Lesley welcomes mindfulness pioneer Sharon Salzberg to share her journey and life’s work in meditation.
Thursday, March 27, 2014
On a recent Sunday 40 years later, Salzberg was at Lesley University sharing reflections from her life in meditation and her latest best-selling book “Real Happiness at Work: Meditations for Accomplishment, Achievement, and Peace” (Workingman’s Press, 2013). Washburn Hall on Lesley’s Brattle Campus was packed for the event, a benefit hosted by Lesley on behalf of Cambridge Insight Meditation Center.
“How wonderful to have Sharon at Lesley to share wisdom from her new book,” said Dr. Nancy Waring, and associate professor and director of Mindfulness Studies at Lesley. “And it was doubly wonderful to hear her speak so enthusiastically about our new Mindfulness Master’s Program.”
“When I came back from India, people tended to think meditation was weird,” recalled Salzberg, who co-founded the Insight Meditation Society in Barre, Mass., with Goldstein. “You can imagine how excited I am to hear about a master’s degree in mindfulness here at Lesley. What is happening (with mindfulness) is fabulous,” she said, noting the influential science that supports the benefits of mindfulness.
Turning to the topic of real happiness at work, Salzberg offered a gentle challenge: to let go of conventional notions of happiness and think of happiness as “as a reservoir within, a wellspring of resourcefulness inside that we can bring to our lives.”

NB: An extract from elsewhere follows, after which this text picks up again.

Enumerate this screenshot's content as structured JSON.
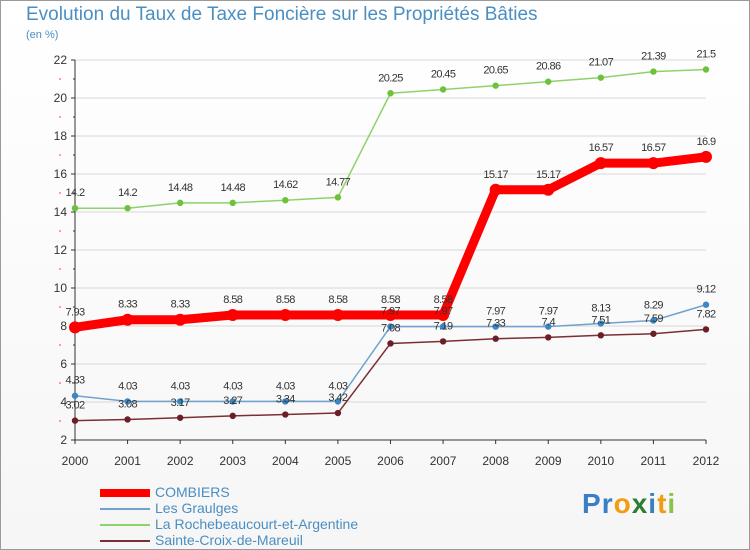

“Communication is a key factor in our happiness at work,” she said, emphasizing the importance of intention. “Before we speak or send an email, can we ask ourselves what the intention is – to be helpful, to come to resolution? Sometimes I ask myself, ‘Who will it serve?’”
“It is pretty radical to look around the room at a meeting and say to one’s self, “this person wants to be happy too. Then see how the meeting feels,” Salzberg suggested. She noted that in our culture we are taught that if we diminish others, we will feel better about ourselves.
The breath is our anchor, said Salzberg, advising a few breaths before we speak or pick up the phone, and between writing and sending an email. In this day and age, “email apnea” is a common affliction, she noted. “Many of us stop breathing after we read emails.”
Salzberg encouraged coming back to the moment through the breath throughout the work day. “The breath,” she said, “brings us back to our values and our motivations.”